LABELLE, IDA, institutrice et directrice d’école, née le 10 septembre 1848 à Montréal, fille de Joseph Labelle, charpentier, et d’Eusèbe (Eusébie) Paquin ; décédée le 21 janvier 1910 à l’Hôtel-Dieu de Montréal.
On sait peu de chose sur la famille et l’enfance d’Ida Labelle. Elle aurait étudié à l’académie de Rosine Poitras, à Montréal. Le 19 octobre 1863, âgée d’à peine 15 ans, elle ouvre une école française et anglaise de jeunes demoiselles, rue Mignonne (boulevard de Maisonneuve). Dès la première année, l’établissement accueille 32 élèves de 4 à 14 ans, qui reçoivent des cours de langues française et anglaise, d’arithmétique, d’histoire, de musique, de couture et de broderie, entre autres. En août 1870, Ida Labelle obtient du Bureau d’examinateurs de Montréal un diplôme d’école élémentaire, première classe. Vingt ans plus tard, le Bureau des commissaires d’écoles catholiques romains de la cité de Montréal l’engage pour diriger l’académie Sainte-Marie, école modèle (cinquième et sixième années), pour jeunes filles et garçons, au 174, rue Amherst. En 1891, l’établissement compte 6 enseignantes, 123 jeunes étudiantes et 57 garçons ; tous sont Canadiens français et catholiques. Dans son rapport de juillet 1892, l’inspecteur Joseph-Georges-Walter McGown mentionne que parmi les écoles de la ville dirigées par des institutrices laïques et qui reçoivent des subventions basées sur le nombre des élèves, celle d’Ida Labelle se classe au premier rang.

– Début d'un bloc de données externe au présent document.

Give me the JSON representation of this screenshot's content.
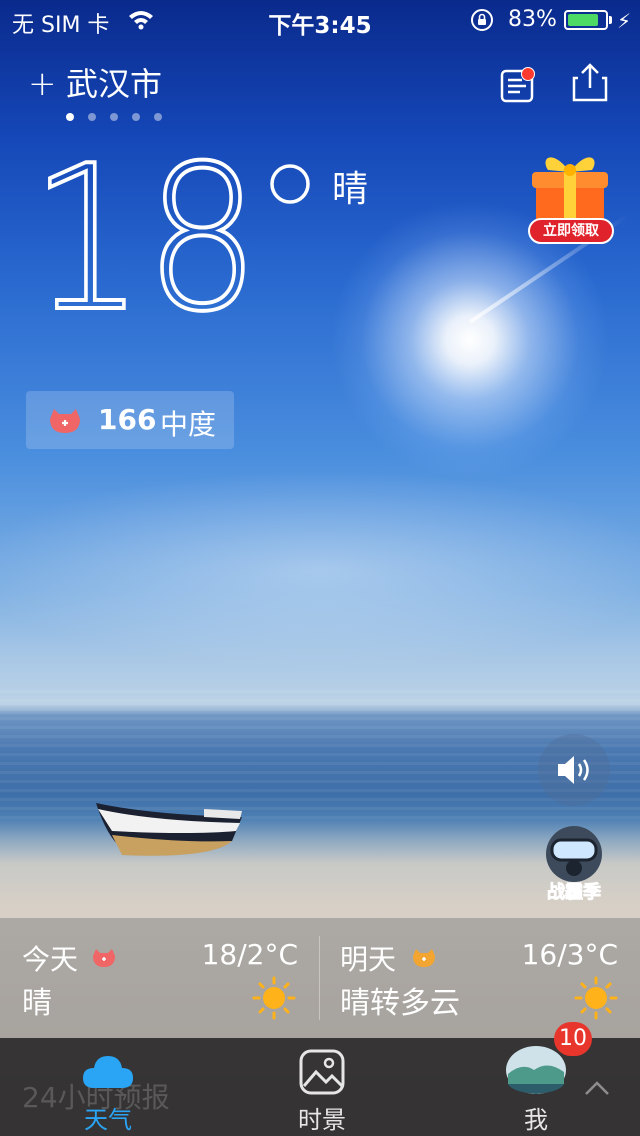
{
  "status_bar": {
    "carrier": "无 SIM 卡",
    "time": "下午3:45",
    "battery_pct": "83%",
    "battery_level": 0.83,
    "battery_color": "#4cd964"
  },
  "header": {
    "add_symbol": "+",
    "city": "武汉市",
    "page_count": 5,
    "active_page": 1,
    "news_icon": "news-list-icon",
    "share_icon": "share-icon"
  },
  "current": {
    "temperature": "18",
    "condition": "晴",
    "promo_label": "立即领取"
  },
  "aqi": {
    "value": "166",
    "level": "中度",
    "color": "#f06565"
  },
  "mascot_label": "战霾季",
  "forecast": {
    "today": {
      "day": "今天",
      "condition": "晴",
      "range": "18/2°C",
      "aqi_color": "#f06565"
    },
    "tomorrow": {
      "day": "明天",
      "condition": "晴转多云",
      "range": "16/3°C",
      "aqi_color": "#f2a531"
    }
  },
  "tabbar": {
    "hourly_link": "24小时预报",
    "tabs": [
      {
        "label": "天气",
        "icon": "cloud-icon",
        "active": true
      },
      {
        "label": "时景",
        "icon": "photo-icon",
        "active": false
      },
      {
        "label": "我",
        "icon": "avatar-icon",
        "active": false
      }
    ],
    "me_badge": "10",
    "accent": "#2aa4f4"
  }
}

Pendant sa carrière de directrice de l’académie Sainte-Marie, Ida Labelle s’entoure de professeurs d’élite, tels Arthur Letondal et Victoria (Prudence-Victorine-Alexandrine) Cartier, qui y dirigent les classes de musique. Marie Bourbonnière, institutrice, semble avoir été une très bonne amie d’Ida Labelle, et la seconde dans ses tâches ; elle prendra la relève à la mort de cette dernière. Grâce à son don de l’enseignement et à ses qualités d’administratrice, Ida Labelle assure l’essor de l’académie.

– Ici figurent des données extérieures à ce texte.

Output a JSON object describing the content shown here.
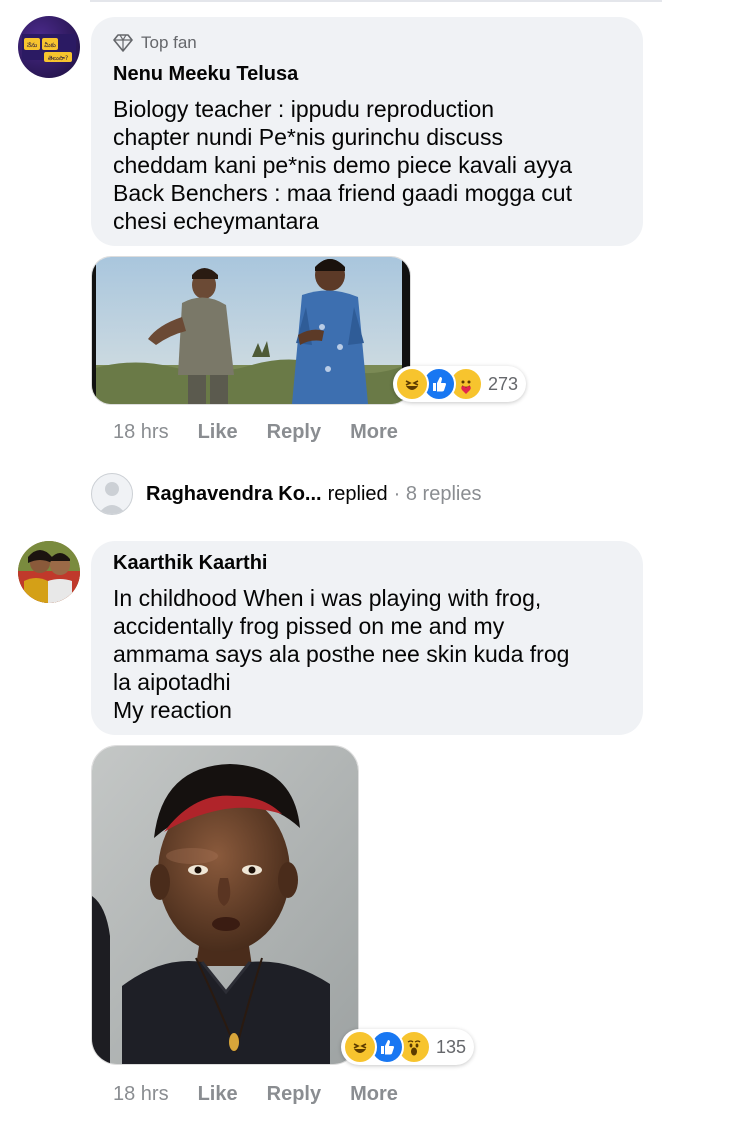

À partir de son expérience à titre d’institutrice et de directrice de l’académie Sainte-Marie, Ida Labelle constate que les matières enseignées aux jeunes filles sont trop limitées. Elle revendique alors un élargissement de ces matières de façon à développer au maximum les capacités intellectuelles des élèves féminines dans la province de Québec et à diversifier leurs compétences. Elle réclame, au moment du premier congrès de la Fédération nationale Saint-Jean-Baptiste [V. Marie Lacoste*], en mai 1907, l’établissement d’une école supérieure pour celles-ci d’où sortiraient « de véritables professeurs de langue, de sciences pratiques et d’arts ; ces professeurs compl[éteraient] les études commencées au couvent ou l’académie, qu’elles se nomment philosophie, littérature, commerce, sténographie, dactylographie, musique et peinture ». Selon elle, cette élévation des femmes dans les hautes sphères du savoir est essentielle pour un peuple qui veut avancer sur la voie du progrès moral et intellectuel.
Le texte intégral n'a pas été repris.